— Пули, — поправил Иван.
— Пули, — сказал Всеслав. — Насмерть. И солдату ничего не было.
— Ему ничего и не могло быть. Все строго по уставу…
— А так, если не подходить к периметру, то жить можно. — Мальчишка улыбнулся и взъерошил рукой волосы на голове. — Работать нужно. Я выбрал больницу местную. С одной стороны — все эти бинты-утки выносить, с другой — видишь, что тебе не хуже, чем остальным. Успокаивает. Ну и мальчишки туда не идут работать, все больше девчонки. Там можно с детьми поиграть, а для девчонок это забавно. Они дежурство в младшем отделении друг у друга выменивают. Сумасшедшие, честное слово. А я, если правильно возьмусь, то вполне могу с ними меняться. Я включен в график дежурств официально, Ирина Ильинична сама проследила, чтобы меня по полной загрузили, я не так часто соглашаюсь работать.

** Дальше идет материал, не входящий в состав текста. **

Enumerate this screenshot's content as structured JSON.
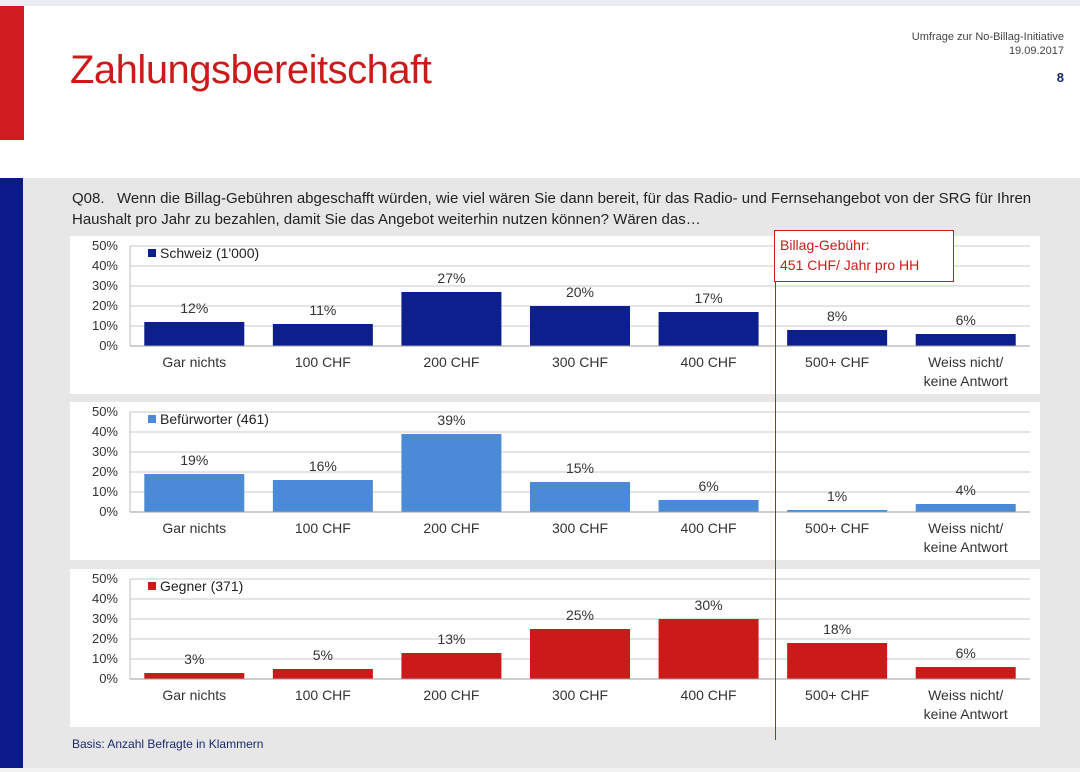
{
  "header": {
    "title": "Zahlungsbereitschaft",
    "survey": "Umfrage zur No-Billag-Initiative",
    "date": "19.09.2017",
    "page_number": "8"
  },
  "question": {
    "id": "Q08.",
    "text": "Wenn die Billag-Gebühren abgeschafft würden, wie viel wären Sie dann bereit, für das Radio- und Fernsehangebot von der SRG für Ihren Haushalt pro Jahr zu bezahlen, damit Sie das Angebot weiterhin nutzen können? Wären das…"
  },
  "annotation": {
    "line1": "Billag-Gebühr:",
    "line2": "451 CHF/ Jahr pro HH"
  },
  "footer": {
    "basis": "Basis: Anzahl Befragte in Klammern"
  },
  "colors": {
    "red": "#cc1a1a",
    "navy": "#0a1a8a",
    "schweiz": "#0d1f8c",
    "befuerworter": "#4a8ad6",
    "gegner": "#cc1a1a"
  },
  "chart_data": [
    {
      "type": "bar",
      "legend": "Schweiz (1'000)",
      "color": "#0d1f8c",
      "categories": [
        [
          "Gar nichts"
        ],
        [
          "100 CHF"
        ],
        [
          "200 CHF"
        ],
        [
          "300 CHF"
        ],
        [
          "400 CHF"
        ],
        [
          "500+ CHF"
        ],
        [
          "Weiss nicht/",
          "keine Antwort"
        ]
      ],
      "values": [
        12,
        11,
        27,
        20,
        17,
        8,
        6
      ],
      "ylim": [
        0,
        50
      ],
      "yticks": [
        0,
        10,
        20,
        30,
        40,
        50
      ],
      "ytick_labels": [
        "0%",
        "10%",
        "20%",
        "30%",
        "40%",
        "50%"
      ]
    },
    {
      "type": "bar",
      "legend": "Befürworter (461)",
      "color": "#4a8ad6",
      "categories": [
        [
          "Gar nichts"
        ],
        [
          "100 CHF"
        ],
        [
          "200 CHF"
        ],
        [
          "300 CHF"
        ],
        [
          "400 CHF"
        ],
        [
          "500+ CHF"
        ],
        [
          "Weiss nicht/",
          "keine Antwort"
        ]
      ],
      "values": [
        19,
        16,
        39,
        15,
        6,
        1,
        4
      ],
      "ylim": [
        0,
        50
      ],
      "yticks": [
        0,
        10,
        20,
        30,
        40,
        50
      ],
      "ytick_labels": [
        "0%",
        "10%",
        "20%",
        "30%",
        "40%",
        "50%"
      ]
    },
    {
      "type": "bar",
      "legend": "Gegner (371)",
      "color": "#cc1a1a",
      "categories": [
        [
          "Gar nichts"
        ],
        [
          "100 CHF"
        ],
        [
          "200 CHF"
        ],
        [
          "300 CHF"
        ],
        [
          "400 CHF"
        ],
        [
          "500+ CHF"
        ],
        [
          "Weiss nicht/",
          "keine Antwort"
        ]
      ],
      "values": [
        3,
        5,
        13,
        25,
        30,
        18,
        6
      ],
      "ylim": [
        0,
        50
      ],
      "yticks": [
        0,
        10,
        20,
        30,
        40,
        50
      ],
      "ytick_labels": [
        "0%",
        "10%",
        "20%",
        "30%",
        "40%",
        "50%"
      ]
    }
  ]
}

— А вот сейчас она услышит, что ты строишь, насколько я понял, не очень приличные планы… — Иван указал пальцем на камеру.

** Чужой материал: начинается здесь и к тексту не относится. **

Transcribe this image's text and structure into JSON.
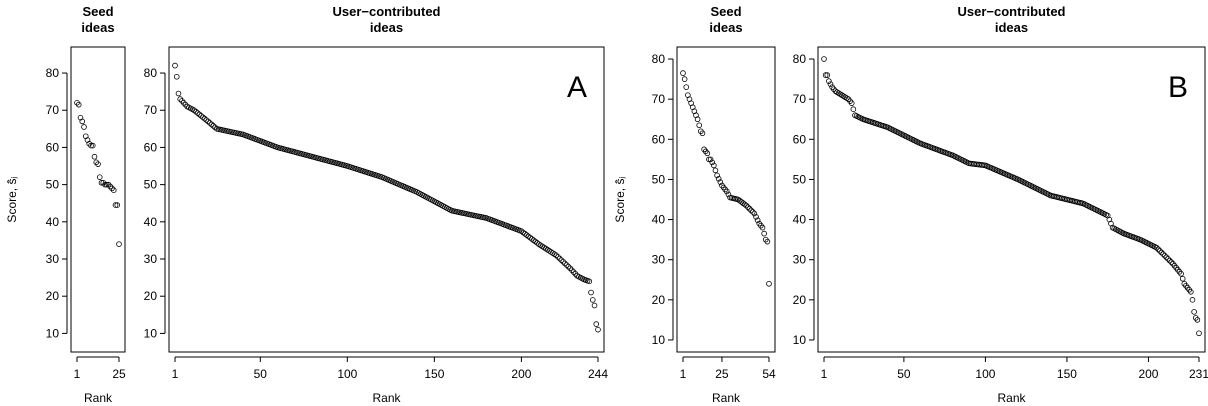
{
  "chart_data": [
    {
      "type": "scatter",
      "title": "Seed\nideas",
      "xlabel": "Rank",
      "ylabel": "Score, ŝ̂ⱼ",
      "x_range": [
        1,
        25
      ],
      "ylim": [
        5,
        87
      ],
      "xticks": [
        1,
        25
      ],
      "yticks": [
        10,
        20,
        30,
        40,
        50,
        60,
        70,
        80
      ],
      "values": [
        72,
        71.5,
        68,
        67,
        65.5,
        63,
        62,
        61,
        60.5,
        60.5,
        57.5,
        56,
        55.5,
        52,
        50.5,
        50.5,
        50,
        50,
        50,
        49.5,
        49,
        48.5,
        44.5,
        44.5,
        34
      ]
    },
    {
      "type": "scatter",
      "title": "User−contributed\nideas",
      "xlabel": "Rank",
      "ylabel": "",
      "annotation": "A",
      "x_range": [
        1,
        244
      ],
      "ylim": [
        5,
        87
      ],
      "xticks": [
        1,
        50,
        100,
        150,
        200,
        244
      ],
      "yticks": [
        10,
        20,
        30,
        40,
        50,
        60,
        70,
        80
      ],
      "anchors": [
        [
          1,
          82
        ],
        [
          2,
          79
        ],
        [
          3,
          74.5
        ],
        [
          4,
          73
        ],
        [
          6,
          72
        ],
        [
          8,
          71
        ],
        [
          12,
          70
        ],
        [
          20,
          67
        ],
        [
          25,
          65
        ],
        [
          40,
          63.5
        ],
        [
          60,
          60
        ],
        [
          80,
          57.5
        ],
        [
          100,
          55
        ],
        [
          120,
          52
        ],
        [
          140,
          48
        ],
        [
          160,
          43
        ],
        [
          180,
          41
        ],
        [
          200,
          37.5
        ],
        [
          210,
          34
        ],
        [
          220,
          31
        ],
        [
          228,
          27.5
        ],
        [
          232,
          25.5
        ],
        [
          236,
          24.5
        ],
        [
          239,
          24
        ],
        [
          240,
          21
        ],
        [
          241,
          19
        ],
        [
          242,
          17.5
        ],
        [
          243,
          12.5
        ],
        [
          244,
          11
        ],
        [
          244.6,
          8
        ]
      ]
    },
    {
      "type": "scatter",
      "title": "Seed\nideas",
      "xlabel": "Rank",
      "ylabel": "Score, ŝ̂ⱼ",
      "x_range": [
        1,
        54
      ],
      "ylim": [
        7,
        83
      ],
      "xticks": [
        1,
        25,
        54
      ],
      "yticks": [
        10,
        20,
        30,
        40,
        50,
        60,
        70,
        80
      ],
      "anchors": [
        [
          1,
          76.5
        ],
        [
          2,
          75
        ],
        [
          3,
          73
        ],
        [
          4,
          71
        ],
        [
          6,
          69
        ],
        [
          8,
          67
        ],
        [
          10,
          65
        ],
        [
          12,
          62
        ],
        [
          13,
          61.5
        ],
        [
          14,
          57.5
        ],
        [
          15,
          57
        ],
        [
          16,
          56.5
        ],
        [
          17,
          55
        ],
        [
          18,
          55
        ],
        [
          20,
          53.5
        ],
        [
          22,
          51
        ],
        [
          25,
          48.5
        ],
        [
          28,
          47
        ],
        [
          30,
          45.5
        ],
        [
          35,
          45
        ],
        [
          40,
          43.5
        ],
        [
          45,
          41.5
        ],
        [
          48,
          39
        ],
        [
          50,
          38
        ],
        [
          52,
          35
        ],
        [
          53,
          34.5
        ],
        [
          54,
          24
        ]
      ]
    },
    {
      "type": "scatter",
      "title": "User−contributed\nideas",
      "xlabel": "Rank",
      "ylabel": "",
      "annotation": "B",
      "x_range": [
        1,
        231
      ],
      "ylim": [
        7,
        83
      ],
      "xticks": [
        1,
        50,
        100,
        150,
        200,
        231
      ],
      "yticks": [
        10,
        20,
        30,
        40,
        50,
        60,
        70,
        80
      ],
      "anchors": [
        [
          1,
          80
        ],
        [
          2,
          76
        ],
        [
          3,
          76
        ],
        [
          4,
          74.5
        ],
        [
          6,
          73
        ],
        [
          8,
          72
        ],
        [
          12,
          71
        ],
        [
          16,
          70
        ],
        [
          18,
          69
        ],
        [
          20,
          66
        ],
        [
          25,
          65
        ],
        [
          40,
          63
        ],
        [
          60,
          59
        ],
        [
          80,
          56
        ],
        [
          90,
          54
        ],
        [
          100,
          53.5
        ],
        [
          120,
          50
        ],
        [
          140,
          46
        ],
        [
          160,
          44
        ],
        [
          170,
          42
        ],
        [
          175,
          41
        ],
        [
          178,
          38
        ],
        [
          185,
          36.5
        ],
        [
          195,
          35
        ],
        [
          205,
          33
        ],
        [
          210,
          31
        ],
        [
          215,
          29
        ],
        [
          220,
          26.5
        ],
        [
          222,
          24
        ],
        [
          224,
          23
        ],
        [
          226,
          22
        ],
        [
          227,
          20
        ],
        [
          228,
          17
        ],
        [
          229,
          15.5
        ],
        [
          230,
          15
        ],
        [
          230.6,
          13
        ],
        [
          231.2,
          11
        ],
        [
          231.6,
          10
        ]
      ]
    }
  ]
}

— Ну и что? — отмахнулся Всеслав. — Меня уж просветили — тут с этими вопросами… ну с интимными, все проще. Нужно договориться с потенциальным партнером, сообщить руководству и получить разрешение. Чтобы с родственником…
— Я знаю.
— Вот. А со мной это даже и не нужно. В смысле разрешение. Местные иззавидовались совсем. Я — приезжий. Со мной можно, даже и не предупреждая начальство. Уже даже кандидатуру наметил. Три, если честно.
— Сева… — сказал Иван, стараясь говорить мягко и даже вкрадчиво. — Я бы не хотел…
— Всеслав, — сказал Всеслав. — Меня зовут Всеслав. И не нужно мне лечить мозги. Если им это можно, то почему нельзя мне? Тут так принято. Я даже на исповедь готов по этому поводу ходить. Серьезно.
— И по поводу того, что ты у меня стырил пакеты со святой землей — тоже покаешься?
— А вы бы мне не дали, если бы я попросил?
— Дал бы, но…
— Так в чем проблема? У вас там еще куча осталась. А я взял всего десяток. Ну, максимум, полтора… Мне они нужнее, у меня организм молодой и требует много и разного. Вы бы отказались, если бы вам выпала такая возможность? — Сева с вызовом посмотрел в сторону видеокамеры.
— Ну…
— Так, тогда официально. Во-первых, завидовать — нехорошо. Во-вторых, какая вам разница, через что я приду к Богу? Через жертвенность или через удовольствия? Не согрешишь, не покаешься, не покаешься — спасен не будешь. Не так?
— Это, конечно, хорошо, что ты цитируешь классику, но очень ты ее специфически цитируешь. «Песнь песней», опять же…
— Ирина стуканула? — Всеслав оглянулся на дверь. — А она не сказала, что сама мне намекала? Не сказала? Ей же тоже ребенка хочется. Она даже надеется, что сможет за ним следить после рождения. Бывает такое, говорят…
— Вот эти гнусности я вообще слушать не желаю. — Иван встал со стула.
— Да я и сам не особо рвусь. — Всеслав тоже встал. — Мне девчонки больше нравятся. А эта старуха…
— Не больше тридцати.
— Я же и говорю — старуха. Как раз для вас. Вы ей только намекните, что не против здесь переночевать. Сами увидите. Ну что вы на меня так смотрите?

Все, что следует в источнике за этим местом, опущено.